I got some questions about that. Here's a response.
One of reasons that people band together, be it in marriages, as corporations, or governments, is that they feel that within some sort of formalization of their relationships they can hope to accomplish more together than separately.
But it's amazingly easy in those institutions to lose sight of the original goals of the relationship and instead glorify the structure for its own sake. Marriages deteriorating into bickering and lost opportunities, workers providing more value to a corporation than they're getting in exchange for some mythical feeling of "security", people blindly supporting a nation's injustices and squandering of resources, all because the participants have forgotten that all of these structures have no meaning if not for the people who participate in them and create them.

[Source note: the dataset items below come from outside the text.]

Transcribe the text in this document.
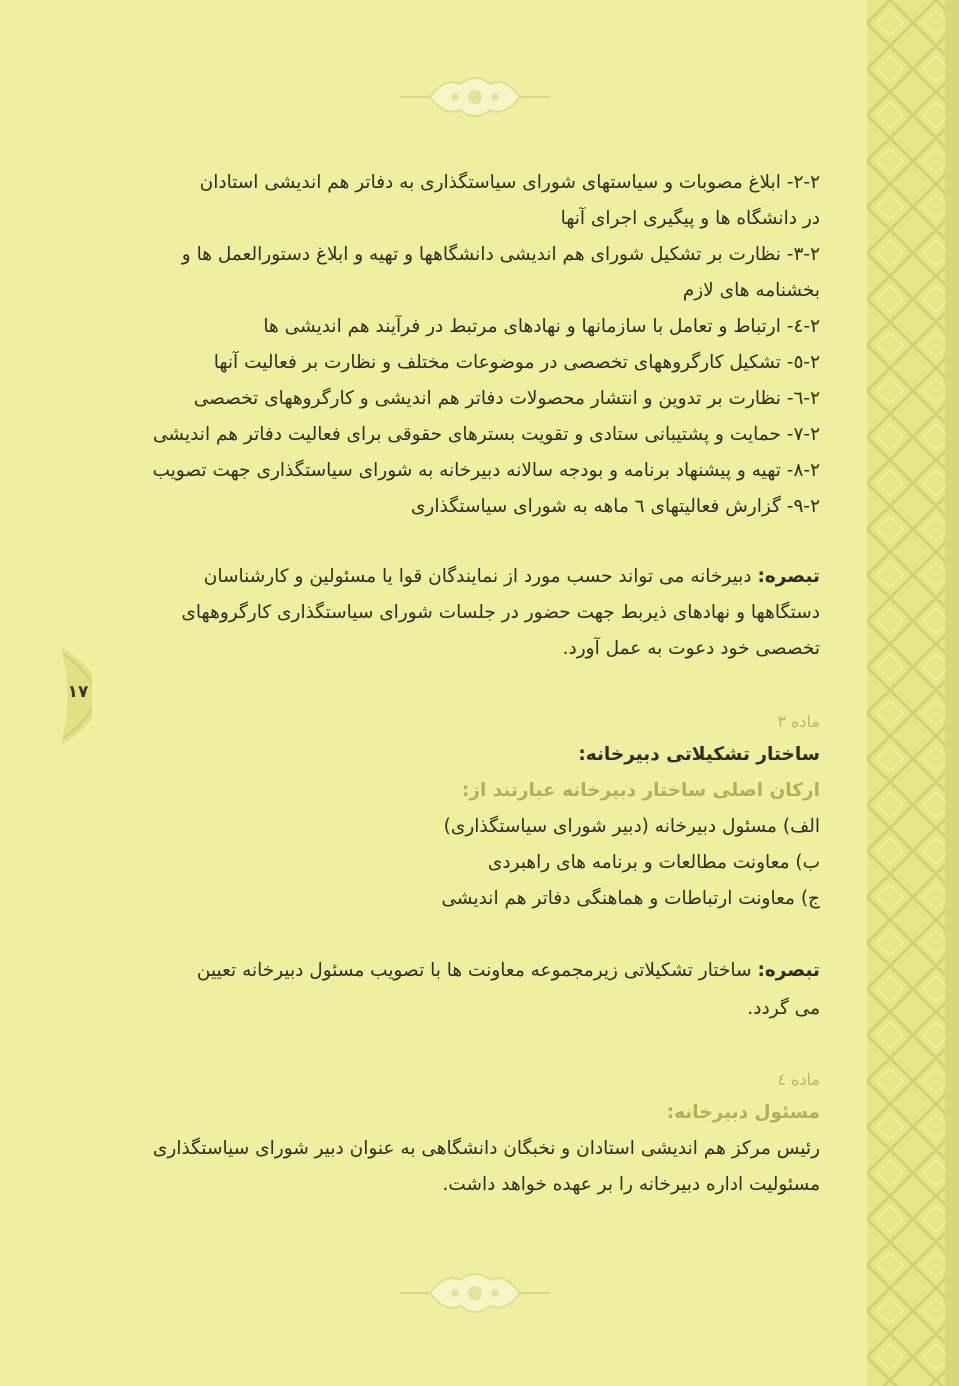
١٧
٢-٢- ابلاغ مصوبات و سیاستهای شورای سیاستگذاری به دفاتر هم اندیشی استادان
در دانشگاه ها و پیگیری اجرای آنها
٢-٣- نظارت بر تشکیل شورای هم اندیشی دانشگاهها و تهیه و ابلاغ دستورالعمل ها و
بخشنامه های لازم
٢-٤- ارتباط و تعامل با سازمانها و نهادهای مرتبط در فرآیند هم اندیشی ها
٢-٥- تشکیل کارگروههای تخصصی در موضوعات مختلف و نظارت بر فعالیت آنها
٢-٦- نظارت بر تدوین و انتشار محصولات دفاتر هم اندیشی و کارگروههای تخصصی
٢-٧- حمایت و پشتیبانی ستادی و تقویت بسترهای حقوقی برای فعالیت دفاتر هم اندیشی
٢-٨- تهیه و پیشنهاد برنامه و بودجه سالانه دبیرخانه به شورای سیاستگذاری جهت تصویب
٢-٩- گزارش فعالیتهای ٦ ماهه به شورای سیاستگذاری
تبصره: دبیرخانه می تواند حسب مورد از نمایندگان قوا یا مسئولین و کارشناسان
دستگاهها و نهادهای ذیربط جهت حضور در جلسات شورای سیاستگذاری کارگروههای
تخصصی خود دعوت به عمل آورد.
ماده ٣
ساختار تشکیلاتی دبیرخانه:
ارکان اصلی ساختار دبیرخانه عبارتند از:
الف) مسئول دبیرخانه (دبیر شورای سیاستگذاری)
ب) معاونت مطالعات و برنامه های راهبردی
ج) معاونت ارتباطات و هماهنگی دفاتر هم اندیشی
تبصره: ساختار تشکیلاتی زیرمجموعه معاونت ها با تصویب مسئول دبیرخانه تعیین
می گردد.
ماده ٤
مسئول دبیرخانه:
رئیس مرکز هم اندیشی استادان و نخبگان دانشگاهی به عنوان دبیر شورای سیاستگذاری
مسئولیت اداره دبیرخانه را بر عهده خواهد داشت.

As one of the small minority that pays for the majority of the burden of running the country, my aversion to service and sacrifice for "the nation" could be a simple "conservative"/"liberal" split, but I see that axis as orthogonal to the one that counts. Both sides which ally themselves with those labels think we have a some sort of budget surplus which needs to be spent in some way, they differ slightly in the demographics they'd like to give it to, although neither wants to return it to those from whom it came, and the mechanisms they'd distribute it by, but both sides have forgotten that it wasn't theirs to begin with, that the government is "of the people, by the people".
It is this amnesia that gave us the culture my grandfather waxes on about, before "Miranda" when when the cops had free reign to keep his town safe from those who'd question the status quo. It was this amnesia that built a society in which "separate but equal" was accepted.
So when I hear "ask not what your country can do for you", I'm hearing the echoes of my grandparents' era, when they forgot that the social structures existed to serve the people and instead marched like cogs in the machine to serve a society that had forgotten that it was made up of individuals, one that valued conformity over achievement.